The goal of this post is to sketch a proof of this theorem. The proof proceeds in two steps. The first step is to produce a degree one normal map $f: M \to X$ from a smooth manifold, i.e. a map which pulls $\xi$ back to the stable normal bundle of $M$ and which preserves the fundamental class. The second (and harder) step is to do surgery on $f$, to make it a homotopy equivalence. This surgery can be done “formally” before the middle dimension, but at the middle dimension a more careful bookkeeping process is required. It is here that the signature theorem, together with facts about quadratic forms over the integer, become necessary.
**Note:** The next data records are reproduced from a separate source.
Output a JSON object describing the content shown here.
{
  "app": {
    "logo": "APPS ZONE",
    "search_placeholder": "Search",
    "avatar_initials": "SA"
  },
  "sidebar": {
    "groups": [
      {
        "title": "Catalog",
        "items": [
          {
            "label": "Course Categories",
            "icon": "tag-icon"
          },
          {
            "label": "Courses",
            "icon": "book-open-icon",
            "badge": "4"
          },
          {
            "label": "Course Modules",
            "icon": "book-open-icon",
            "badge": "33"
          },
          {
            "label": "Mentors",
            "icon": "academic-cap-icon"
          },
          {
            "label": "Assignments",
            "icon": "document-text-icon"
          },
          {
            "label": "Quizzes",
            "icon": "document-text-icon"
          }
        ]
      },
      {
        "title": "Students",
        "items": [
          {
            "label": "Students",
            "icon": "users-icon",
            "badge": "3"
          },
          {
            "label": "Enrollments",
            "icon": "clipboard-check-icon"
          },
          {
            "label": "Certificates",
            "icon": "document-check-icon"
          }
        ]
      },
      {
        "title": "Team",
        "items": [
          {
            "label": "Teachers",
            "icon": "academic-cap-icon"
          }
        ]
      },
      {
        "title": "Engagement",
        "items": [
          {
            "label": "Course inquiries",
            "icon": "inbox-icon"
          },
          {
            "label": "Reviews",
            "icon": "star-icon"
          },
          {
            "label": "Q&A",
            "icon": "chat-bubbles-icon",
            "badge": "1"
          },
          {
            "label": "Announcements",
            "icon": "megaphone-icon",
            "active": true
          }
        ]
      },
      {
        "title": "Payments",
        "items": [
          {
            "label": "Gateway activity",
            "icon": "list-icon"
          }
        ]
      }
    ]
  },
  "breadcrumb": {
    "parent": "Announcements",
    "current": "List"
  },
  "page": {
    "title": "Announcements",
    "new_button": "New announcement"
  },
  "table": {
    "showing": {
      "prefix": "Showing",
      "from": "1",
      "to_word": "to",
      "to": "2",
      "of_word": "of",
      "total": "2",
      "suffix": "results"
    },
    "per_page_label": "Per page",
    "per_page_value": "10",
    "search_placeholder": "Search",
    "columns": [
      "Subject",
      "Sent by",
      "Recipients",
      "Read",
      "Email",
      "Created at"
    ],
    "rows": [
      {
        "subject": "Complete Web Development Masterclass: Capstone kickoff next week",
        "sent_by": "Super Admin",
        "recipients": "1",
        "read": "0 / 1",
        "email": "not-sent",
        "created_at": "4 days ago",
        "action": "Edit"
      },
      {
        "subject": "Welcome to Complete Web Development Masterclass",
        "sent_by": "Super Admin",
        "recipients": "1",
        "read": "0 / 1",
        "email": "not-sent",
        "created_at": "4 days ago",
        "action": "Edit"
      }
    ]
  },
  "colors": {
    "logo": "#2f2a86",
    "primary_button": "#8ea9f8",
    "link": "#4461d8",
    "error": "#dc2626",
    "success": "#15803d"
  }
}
These are essentially the second half of the notes I prepared for the Kan seminar, for my second talk. My second talk was officially on Browder’s paper “Homotopy type of differentiable manifolds,” which announces (without proof) this result. In practice, I found the Kervaire-Milnor paper “Groups of homotopy spheres I” and the Milnor paper “A procedure for killing the homotopy groups of differentiable manifolds” very helpful in learning about this material.